At present, the development of the national carbon market has started and has become the largest carbon market in the world, and China’s carbon price is far lower than that of the EU, the most mature carbon market. CLSA believes that the mainland may also allow southbound funds to invest in ETF products linked to EU carbon pricing and listed on the Hong Kong stock exchange. These factors should support the HKEx to obtain a market revaluation of its value and reaffirm its buy rating on the HKEx, with a target price of HK $460.

Recently, Xu Zhengyu, Secretary for financial affairs and the Treasury of the Hong Kong Special Administrative Region, also said that the SAR government will discuss with the mainland regulatory authorities on the pricing of Hong Kong stock southbound transactions in RMB, which means that connectivity will be further deepened. Recently, Ou Guansheng, chief executive of HKEx, also reiterated that Hong Kong will continue to consolidate its position as the world’s preferred financing center, risk management and trading market.
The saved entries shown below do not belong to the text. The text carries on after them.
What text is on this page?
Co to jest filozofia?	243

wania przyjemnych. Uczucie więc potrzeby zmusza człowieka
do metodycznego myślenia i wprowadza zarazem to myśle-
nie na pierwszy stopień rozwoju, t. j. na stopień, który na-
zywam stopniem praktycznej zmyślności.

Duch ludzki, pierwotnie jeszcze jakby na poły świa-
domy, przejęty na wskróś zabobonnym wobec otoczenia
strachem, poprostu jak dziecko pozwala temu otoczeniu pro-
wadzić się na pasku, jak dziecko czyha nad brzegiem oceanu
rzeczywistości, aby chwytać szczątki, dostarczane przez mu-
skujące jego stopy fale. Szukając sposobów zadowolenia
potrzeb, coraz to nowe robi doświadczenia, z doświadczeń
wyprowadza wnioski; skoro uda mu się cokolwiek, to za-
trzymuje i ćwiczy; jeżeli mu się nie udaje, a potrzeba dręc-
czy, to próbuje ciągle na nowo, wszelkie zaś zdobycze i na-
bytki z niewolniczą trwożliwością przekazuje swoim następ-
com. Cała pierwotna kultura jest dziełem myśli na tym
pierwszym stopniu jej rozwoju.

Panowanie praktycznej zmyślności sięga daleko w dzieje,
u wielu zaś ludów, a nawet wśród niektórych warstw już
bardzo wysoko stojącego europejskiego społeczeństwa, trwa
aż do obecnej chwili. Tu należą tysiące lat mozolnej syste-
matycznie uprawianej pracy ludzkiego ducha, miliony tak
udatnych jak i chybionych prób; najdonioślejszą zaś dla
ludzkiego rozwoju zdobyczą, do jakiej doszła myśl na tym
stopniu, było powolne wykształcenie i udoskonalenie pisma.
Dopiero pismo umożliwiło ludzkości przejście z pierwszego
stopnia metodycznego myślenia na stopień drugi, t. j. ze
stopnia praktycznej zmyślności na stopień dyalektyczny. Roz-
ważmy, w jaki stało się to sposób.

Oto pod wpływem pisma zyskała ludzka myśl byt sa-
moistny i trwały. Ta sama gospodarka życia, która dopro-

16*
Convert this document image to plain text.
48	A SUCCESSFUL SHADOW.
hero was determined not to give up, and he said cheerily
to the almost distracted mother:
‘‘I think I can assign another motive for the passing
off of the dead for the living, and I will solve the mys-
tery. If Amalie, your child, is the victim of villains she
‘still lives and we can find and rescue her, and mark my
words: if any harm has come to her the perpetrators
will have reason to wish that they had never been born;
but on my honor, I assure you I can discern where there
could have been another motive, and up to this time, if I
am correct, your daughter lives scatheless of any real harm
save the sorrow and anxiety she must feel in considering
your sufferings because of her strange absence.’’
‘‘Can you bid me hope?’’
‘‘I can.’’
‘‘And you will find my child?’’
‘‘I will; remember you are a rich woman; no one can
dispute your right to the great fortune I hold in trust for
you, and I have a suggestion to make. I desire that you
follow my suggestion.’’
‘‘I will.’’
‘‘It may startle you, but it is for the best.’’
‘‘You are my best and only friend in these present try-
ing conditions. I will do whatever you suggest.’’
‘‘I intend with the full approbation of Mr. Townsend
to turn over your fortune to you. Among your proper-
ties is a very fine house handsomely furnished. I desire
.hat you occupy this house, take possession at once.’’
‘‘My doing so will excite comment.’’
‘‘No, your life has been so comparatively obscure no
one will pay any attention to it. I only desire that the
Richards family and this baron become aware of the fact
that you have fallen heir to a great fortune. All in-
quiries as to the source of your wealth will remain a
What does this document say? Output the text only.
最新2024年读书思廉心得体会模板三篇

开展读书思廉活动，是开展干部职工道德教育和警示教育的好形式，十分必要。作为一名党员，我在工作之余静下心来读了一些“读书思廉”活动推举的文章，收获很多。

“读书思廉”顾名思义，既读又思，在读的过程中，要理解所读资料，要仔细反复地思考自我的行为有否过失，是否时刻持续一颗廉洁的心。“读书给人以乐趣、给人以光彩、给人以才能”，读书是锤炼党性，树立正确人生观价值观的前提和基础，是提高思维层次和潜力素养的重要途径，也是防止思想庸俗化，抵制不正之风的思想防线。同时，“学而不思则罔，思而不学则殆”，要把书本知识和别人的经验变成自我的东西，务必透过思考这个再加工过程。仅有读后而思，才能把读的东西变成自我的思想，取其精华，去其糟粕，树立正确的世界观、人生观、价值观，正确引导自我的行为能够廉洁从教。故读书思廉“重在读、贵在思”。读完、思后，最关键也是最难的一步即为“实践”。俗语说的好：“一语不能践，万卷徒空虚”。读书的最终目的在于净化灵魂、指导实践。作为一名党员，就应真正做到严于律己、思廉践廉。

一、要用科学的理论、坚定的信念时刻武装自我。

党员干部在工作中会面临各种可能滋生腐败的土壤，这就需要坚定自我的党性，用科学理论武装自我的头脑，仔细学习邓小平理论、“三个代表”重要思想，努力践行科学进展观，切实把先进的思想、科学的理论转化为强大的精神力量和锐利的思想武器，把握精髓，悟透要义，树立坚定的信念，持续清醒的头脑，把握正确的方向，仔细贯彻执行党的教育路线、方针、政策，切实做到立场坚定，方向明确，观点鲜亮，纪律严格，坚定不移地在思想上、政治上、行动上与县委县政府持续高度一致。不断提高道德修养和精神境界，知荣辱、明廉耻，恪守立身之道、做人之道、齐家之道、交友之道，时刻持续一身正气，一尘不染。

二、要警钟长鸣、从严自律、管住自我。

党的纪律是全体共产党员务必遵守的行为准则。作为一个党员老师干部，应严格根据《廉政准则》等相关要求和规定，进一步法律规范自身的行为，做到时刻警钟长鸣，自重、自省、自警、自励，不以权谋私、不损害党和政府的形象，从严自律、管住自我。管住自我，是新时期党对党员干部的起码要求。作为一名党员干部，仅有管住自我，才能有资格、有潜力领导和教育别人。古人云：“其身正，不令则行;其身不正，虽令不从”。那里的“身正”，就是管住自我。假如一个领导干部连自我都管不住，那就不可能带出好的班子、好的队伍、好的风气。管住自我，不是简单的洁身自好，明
The Hong Kong Stock Exchange will release its first quarter results next Wednesday. Previously, the stock price of the Hong Kong Stock Exchange did not have enough power to rise because investment banks were not optimistic about the business performance in the first quarter. Credit Suisse had predicted that due to the weak performance of the stock market and the poor performance of the IPO market, the revenue of the Hong Kong Stock Exchange in the first quarter would decline by 17% year-on-year to HK $4.95 billion, and the after tax net profit could decline by 24% year-on-year to HK $2.91 billion.